Stattdessen sei Morin bekannt dafür gewesen, ein einfaches Leben zu führen: In seinem Nachruf heißt es, er sei der Mann gewesen, der die Kurzbeschreibungen auf DVDs geschrieben habe, ISBN-Nummern von CDs verwaltete und Notenbücher katalogisierte, wie die Zeitung "New Hampshire Union Leader" berichtet. Doch wie kann ein Bibliothekar so viel Geld anhäufen?

"Er ist niemals ausgegangen"

Sein Vermögensverwalter verdeutlichte gegenüber der Zeitung, wie bescheiden Morin wirklich lebte. Er habe einen alten Wagen gefahren und abends Tiefkühlmahlzeiten gegessen. "Er ist niemals ausgegangen", so der Vermögensverwalter. Verwandte, denen er das Geld hätte hinterlassen können, habe es nicht geben. Stattdessen sei Morin der Überzeugung gewesen, die würde das Geld weise und zum Wohle der Studenten einsetzen.

Und es sieht ganz danach aus, als ob Morins letzter Wunsch in Erfüllung geht. Der Präsident der Universität, Mark Huddleston, sagte in einer Pressemitteilung: "Bobs (Robert Morin) Engagement für die UNH durch seine Wohltätigkeit ist ungemein inspirierend. (…) Als Alumni würde es Bob sicher gefallen, dass der Großteil seines Vermögens in Höhe von 2,5 Millionen US-Dollar in den Ausbau eines Jobcenters für Studenten und Alumni investiert wird.

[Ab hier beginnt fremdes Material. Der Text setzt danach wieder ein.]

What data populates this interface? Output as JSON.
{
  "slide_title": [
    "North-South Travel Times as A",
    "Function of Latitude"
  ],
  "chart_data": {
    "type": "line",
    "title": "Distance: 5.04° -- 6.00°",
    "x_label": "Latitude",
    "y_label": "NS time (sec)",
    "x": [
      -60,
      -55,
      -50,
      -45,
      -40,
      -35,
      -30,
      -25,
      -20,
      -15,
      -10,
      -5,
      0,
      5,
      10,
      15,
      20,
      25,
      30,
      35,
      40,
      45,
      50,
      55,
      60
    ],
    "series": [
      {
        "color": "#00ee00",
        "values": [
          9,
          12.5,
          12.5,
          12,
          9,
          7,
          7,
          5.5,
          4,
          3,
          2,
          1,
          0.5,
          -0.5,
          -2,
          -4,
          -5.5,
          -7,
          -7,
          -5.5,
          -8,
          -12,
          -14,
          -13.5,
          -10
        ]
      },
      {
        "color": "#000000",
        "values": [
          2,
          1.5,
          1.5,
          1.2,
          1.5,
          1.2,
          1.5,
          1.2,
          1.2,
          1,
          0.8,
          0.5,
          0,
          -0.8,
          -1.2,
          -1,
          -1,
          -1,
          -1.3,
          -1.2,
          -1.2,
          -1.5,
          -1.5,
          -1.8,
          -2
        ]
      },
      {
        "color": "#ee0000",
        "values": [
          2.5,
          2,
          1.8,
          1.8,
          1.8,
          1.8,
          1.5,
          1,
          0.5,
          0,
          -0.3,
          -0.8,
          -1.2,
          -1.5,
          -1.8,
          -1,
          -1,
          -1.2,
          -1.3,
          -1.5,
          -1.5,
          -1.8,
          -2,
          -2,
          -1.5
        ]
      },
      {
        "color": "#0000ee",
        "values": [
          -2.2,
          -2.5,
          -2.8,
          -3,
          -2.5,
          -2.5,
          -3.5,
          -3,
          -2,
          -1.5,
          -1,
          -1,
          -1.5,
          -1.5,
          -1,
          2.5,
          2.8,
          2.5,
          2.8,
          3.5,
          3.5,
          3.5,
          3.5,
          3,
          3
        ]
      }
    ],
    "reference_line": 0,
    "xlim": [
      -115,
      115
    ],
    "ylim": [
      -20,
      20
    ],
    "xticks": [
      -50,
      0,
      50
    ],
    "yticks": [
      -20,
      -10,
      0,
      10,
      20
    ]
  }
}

Wir fühlen uns verpflichtet, dass jeder Student die nötigen Ressourcen erhält, um beruflich Erfolg zu haben, und Bobs Geschenk wird einen wichtigen Teil dazu beitragen."

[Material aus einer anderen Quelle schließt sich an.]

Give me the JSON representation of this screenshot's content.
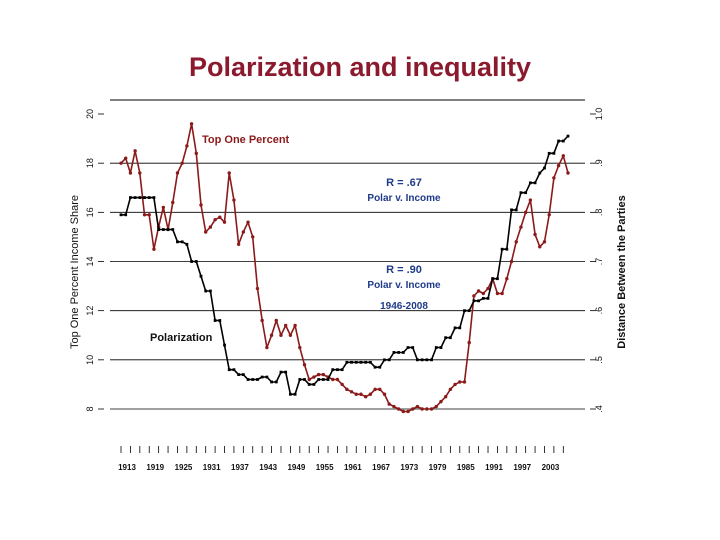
{
  "slide": {
    "title": "Polarization and inequality"
  },
  "chart_data": {
    "type": "line",
    "title": "",
    "ylabel_left": "Top One Percent Income Share",
    "ylabel_right": "Distance Between the Parties",
    "ylim_left": [
      8,
      20
    ],
    "ylim_right": [
      0.4,
      1.0
    ],
    "xlim": [
      1913,
      2008
    ],
    "x_tick_labels": [
      "1913",
      "1919",
      "1925",
      "1931",
      "1937",
      "1943",
      "1949",
      "1955",
      "1961",
      "1967",
      "1973",
      "1979",
      "1985",
      "1991",
      "1997",
      "2003"
    ],
    "left_ticks": [
      "8",
      "10",
      "12",
      "14",
      "16",
      "18",
      "20"
    ],
    "right_ticks": [
      ".4",
      ".5",
      ".6",
      ".7",
      ".8",
      ".9",
      "1.0"
    ],
    "grid": true,
    "colors": {
      "top_one_percent": "#8b1a1a",
      "polarization": "#000000",
      "title": "#8b1a2e"
    },
    "annotations": {
      "top_one_percent_label": "Top One Percent",
      "polarization_label": "Polarization",
      "r1_line1": "R = .67",
      "r1_line2": "Polar v. Income",
      "r2_line1": "R = .90",
      "r2_line2": "Polar v. Income",
      "r2_line3": "1946-2008"
    },
    "series": [
      {
        "key": "top_one_percent",
        "axis": "left",
        "x": [
          1913,
          1914,
          1915,
          1916,
          1917,
          1918,
          1919,
          1920,
          1921,
          1922,
          1923,
          1924,
          1925,
          1926,
          1927,
          1928,
          1929,
          1930,
          1931,
          1932,
          1933,
          1934,
          1935,
          1936,
          1937,
          1938,
          1939,
          1940,
          1941,
          1942,
          1943,
          1944,
          1945,
          1946,
          1947,
          1948,
          1949,
          1950,
          1951,
          1952,
          1953,
          1954,
          1955,
          1956,
          1957,
          1958,
          1959,
          1960,
          1961,
          1962,
          1963,
          1964,
          1965,
          1966,
          1967,
          1968,
          1969,
          1970,
          1971,
          1972,
          1973,
          1974,
          1975,
          1976,
          1977,
          1978,
          1979,
          1980,
          1981,
          1982,
          1983,
          1984,
          1985,
          1986,
          1987,
          1988,
          1989,
          1990,
          1991,
          1992,
          1993,
          1994,
          1995,
          1996,
          1997,
          1998,
          1999,
          2000,
          2001,
          2002,
          2003,
          2004,
          2005,
          2006,
          2007,
          2008
        ],
        "values": [
          18.0,
          18.2,
          17.6,
          18.5,
          17.6,
          15.9,
          15.9,
          14.5,
          15.4,
          16.2,
          15.3,
          16.4,
          17.6,
          18.0,
          18.7,
          19.6,
          18.4,
          16.3,
          15.2,
          15.4,
          15.7,
          15.8,
          15.6,
          17.6,
          16.5,
          14.7,
          15.2,
          15.6,
          15.0,
          12.9,
          11.6,
          10.5,
          11.0,
          11.6,
          11.0,
          11.4,
          11.0,
          11.4,
          10.5,
          9.8,
          9.2,
          9.3,
          9.4,
          9.4,
          9.3,
          9.2,
          9.2,
          9.0,
          8.8,
          8.7,
          8.6,
          8.6,
          8.5,
          8.6,
          8.8,
          8.8,
          8.6,
          8.2,
          8.1,
          8.0,
          7.9,
          7.9,
          8.0,
          8.1,
          8.0,
          8.0,
          8.0,
          8.1,
          8.3,
          8.5,
          8.8,
          9.0,
          9.1,
          9.1,
          10.7,
          12.6,
          12.8,
          12.7,
          12.9,
          13.3,
          12.7,
          12.7,
          13.3,
          14.0,
          14.8,
          15.4,
          16.0,
          16.5,
          15.1,
          14.6,
          14.8,
          15.9,
          17.4,
          17.9,
          18.3,
          17.6
        ]
      },
      {
        "key": "polarization",
        "axis": "right",
        "x": [
          1913,
          1914,
          1915,
          1916,
          1917,
          1918,
          1919,
          1920,
          1921,
          1922,
          1923,
          1924,
          1925,
          1926,
          1927,
          1928,
          1929,
          1930,
          1931,
          1932,
          1933,
          1934,
          1935,
          1936,
          1937,
          1938,
          1939,
          1940,
          1941,
          1942,
          1943,
          1944,
          1945,
          1946,
          1947,
          1948,
          1949,
          1950,
          1951,
          1952,
          1953,
          1954,
          1955,
          1956,
          1957,
          1958,
          1959,
          1960,
          1961,
          1962,
          1963,
          1964,
          1965,
          1966,
          1967,
          1968,
          1969,
          1970,
          1971,
          1972,
          1973,
          1974,
          1975,
          1976,
          1977,
          1978,
          1979,
          1980,
          1981,
          1982,
          1983,
          1984,
          1985,
          1986,
          1987,
          1988,
          1989,
          1990,
          1991,
          1992,
          1993,
          1994,
          1995,
          1996,
          1997,
          1998,
          1999,
          2000,
          2001,
          2002,
          2003,
          2004,
          2005,
          2006,
          2007,
          2008
        ],
        "values": [
          0.795,
          0.795,
          0.83,
          0.83,
          0.83,
          0.83,
          0.83,
          0.83,
          0.765,
          0.765,
          0.765,
          0.765,
          0.74,
          0.74,
          0.735,
          0.7,
          0.7,
          0.67,
          0.64,
          0.64,
          0.58,
          0.58,
          0.53,
          0.48,
          0.48,
          0.47,
          0.47,
          0.46,
          0.46,
          0.46,
          0.465,
          0.465,
          0.455,
          0.455,
          0.475,
          0.475,
          0.43,
          0.43,
          0.46,
          0.46,
          0.45,
          0.45,
          0.46,
          0.46,
          0.46,
          0.48,
          0.48,
          0.48,
          0.495,
          0.495,
          0.495,
          0.495,
          0.495,
          0.495,
          0.485,
          0.485,
          0.5,
          0.5,
          0.515,
          0.515,
          0.515,
          0.525,
          0.525,
          0.5,
          0.5,
          0.5,
          0.5,
          0.525,
          0.525,
          0.545,
          0.545,
          0.565,
          0.565,
          0.6,
          0.6,
          0.62,
          0.62,
          0.625,
          0.625,
          0.665,
          0.665,
          0.725,
          0.725,
          0.805,
          0.805,
          0.84,
          0.84,
          0.86,
          0.86,
          0.88,
          0.89,
          0.92,
          0.92,
          0.945,
          0.945,
          0.955
        ]
      }
    ]
  }
}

100.000 Dollar für seine alte Bibliothek

Eine weitere Million aus Morins Nachlass solle zudem in eine Videowand für das neue Football-Stadium investiert werden. In den letzten 15 Monaten seines Lebens, die Morin in einer Einrichtung für betreutes Wohnen verbrachte, sei er zum Football-Fan geworden. Morin hatte auch andere, ausgefallenere Hobbies: Er liebte Filme, die zwischen 1979 und 1997 gedreht wurden - über 22.000 Videos soll er sich aus diesem Zeitraum angesehen haben, heißt es in der Mitteilung der Universität.

Wie sein Beruf bereits vermuten lässt, mochte Morin auch Bücher, besonders solche, die zwischen 1930 und 1940 in den USA veröffentlicht wurden. Er habe jedes dieser Bücher in chronologischer Reihenfolge gelesenen, mit Ausnahme von Kinderbüchern, Lehrbüchern, Kochbüchern und Büchern über Technologie. Zum Zeitpunkt seines Todes habe er gerade Bücher von 1938 gelesen - dem Jahr, in dem er geboren wurde.

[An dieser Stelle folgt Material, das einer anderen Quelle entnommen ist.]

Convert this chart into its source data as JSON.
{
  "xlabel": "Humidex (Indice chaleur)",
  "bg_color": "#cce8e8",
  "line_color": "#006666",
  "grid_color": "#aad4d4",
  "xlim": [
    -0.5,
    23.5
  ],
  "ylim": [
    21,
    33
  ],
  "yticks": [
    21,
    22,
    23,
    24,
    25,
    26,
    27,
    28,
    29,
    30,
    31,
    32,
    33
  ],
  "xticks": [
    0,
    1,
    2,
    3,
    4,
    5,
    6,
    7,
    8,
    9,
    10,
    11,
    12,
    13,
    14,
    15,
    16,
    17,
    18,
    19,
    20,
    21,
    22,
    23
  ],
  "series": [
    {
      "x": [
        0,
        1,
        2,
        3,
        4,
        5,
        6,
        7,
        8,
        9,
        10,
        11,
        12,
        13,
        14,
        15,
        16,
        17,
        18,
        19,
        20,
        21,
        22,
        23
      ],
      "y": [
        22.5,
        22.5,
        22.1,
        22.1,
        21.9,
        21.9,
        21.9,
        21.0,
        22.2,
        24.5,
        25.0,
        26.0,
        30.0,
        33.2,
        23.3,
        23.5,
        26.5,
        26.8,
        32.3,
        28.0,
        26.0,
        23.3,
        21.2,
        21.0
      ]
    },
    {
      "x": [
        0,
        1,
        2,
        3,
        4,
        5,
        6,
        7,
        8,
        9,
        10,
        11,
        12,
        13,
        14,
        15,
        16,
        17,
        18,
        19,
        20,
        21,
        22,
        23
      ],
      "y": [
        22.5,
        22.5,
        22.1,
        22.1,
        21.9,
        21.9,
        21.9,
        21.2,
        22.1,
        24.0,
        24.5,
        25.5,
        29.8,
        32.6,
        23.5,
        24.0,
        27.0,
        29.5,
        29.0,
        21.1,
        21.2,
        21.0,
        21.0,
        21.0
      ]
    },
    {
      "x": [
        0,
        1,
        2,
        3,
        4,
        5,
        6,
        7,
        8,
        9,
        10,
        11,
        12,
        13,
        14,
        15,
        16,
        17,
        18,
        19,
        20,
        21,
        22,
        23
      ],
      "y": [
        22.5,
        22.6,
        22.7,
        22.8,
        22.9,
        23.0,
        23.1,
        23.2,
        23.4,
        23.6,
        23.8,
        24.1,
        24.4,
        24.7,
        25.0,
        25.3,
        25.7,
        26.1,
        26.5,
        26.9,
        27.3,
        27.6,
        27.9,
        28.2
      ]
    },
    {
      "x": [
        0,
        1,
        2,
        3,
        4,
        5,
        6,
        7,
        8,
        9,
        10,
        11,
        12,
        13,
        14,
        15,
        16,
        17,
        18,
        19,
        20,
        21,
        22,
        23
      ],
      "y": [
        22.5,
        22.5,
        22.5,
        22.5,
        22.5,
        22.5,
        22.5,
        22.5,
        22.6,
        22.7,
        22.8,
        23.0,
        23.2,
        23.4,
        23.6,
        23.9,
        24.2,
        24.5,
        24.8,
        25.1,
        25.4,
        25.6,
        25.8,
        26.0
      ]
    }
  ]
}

Morins Testament beinhaltete nur eine Bedingung: 100.000 sollten in die Bibliothek investiert werden, in der er so lange gearbeitet hatte. Das Geld soll hier unter anderem für Renovierungen und Stipendien für Studenten genutzt werden. Deborah Dutton, Präsidentin der UNH-Foundation, sagte in einem Statement: "Dies ist ein außergewöhnliches Geschenk, das uns zu einem kritischen Zeitpunkt erreicht und uns erlaubt, mehrere Initiativen nur dank seiner Großzügigkeit umzusetzen."